Stevenson lives the romanticized, peripatetic life of an artist, albeit one complicated by a lifelong battle with sickly lungs.  He falls in love with Fanny’s creative spirit, and she eventually falls for his.  Upon marriage, Fanny’s art takes a back seat as her life work becomes nursing Louis through bouts of illness, moving between California, Scotland, Switzerland, France, England, onto a chartered boat, and finally, to Samoa in search of a climate amenable to his delicate health.

Fanny’s tolerance for a spouse who, while loving, was often childishly needy in body and ego, can be exhausting. Withstanding years of violent seasickness so he could thrive, buffeted by salt water and wind, is hard to stomach.  Fanny bore her husband’s bloody, hacking coughs and sweat-soaked fevers with fearless calm, nursing him to health so he could transform his imaginative visions into Treasure Island, Doctor Jekyll and Mr. Hyde, and many more, to which she contributed ideas, criticism, and countless hours of listening while he reveled in the sound of his own voice.

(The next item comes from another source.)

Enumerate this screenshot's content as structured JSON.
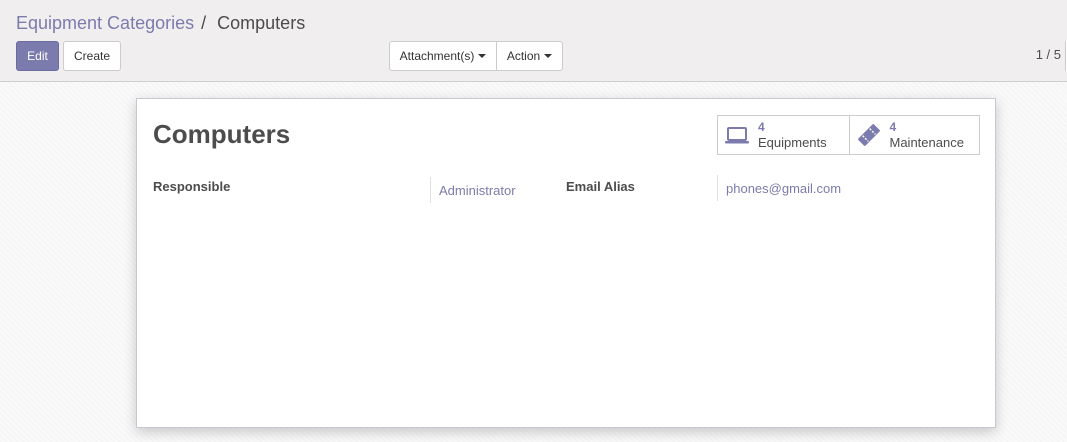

The Stevenson marriage was a devoted union of two alphas when there was only room for one: a brilliant, fragile man in need of constant tending.  To be fair, Louis frequently admired Fanny’s talent, and he loved and supported her children – perhaps her daughter a bit too demonstratively.  Still, playing second fiddle wasn’t Fanny’s nature.  She, too, was an artist compelled to create a tangible legacy, but circumstances pressed her into an often invisible, supporting role.

The author suggests that Louis eventually appreciated his wife’s talents and sacrifice.  Did he?  I struggled often with this question of truth.  Horan claims this is “a novel inspired by actual events,” but writing as she does about historical people, she crosses perilously into the realm of biography.  She “occasionally put into their mouths their own written words, and included a few excerpts from Fanny’s diaries and real letters.”  Still, “numerous letters and diary entries are invented.”  Which is which?  Because the story revolves entirely around two real lives, her use of dates, places, and historical figures had me questioning every turn.  If Fanny connected to Henry James as Horan describes, this offers a substantial clue about her personality.  Or is this just a plausible fiction inserted to enrich the storyline?

Enjoy this as a portrait of a passionate marriage of creative individuals.  Muse on what it means to be an artist.  Taste the grueling tedium of 19th-century travel, and appreciate the advances in modern medicine and women’s personal freedom!   Horan speaks eloquently to all in this thought-provoking, if irksomely ambiguous, chronicle of an extraordinary life.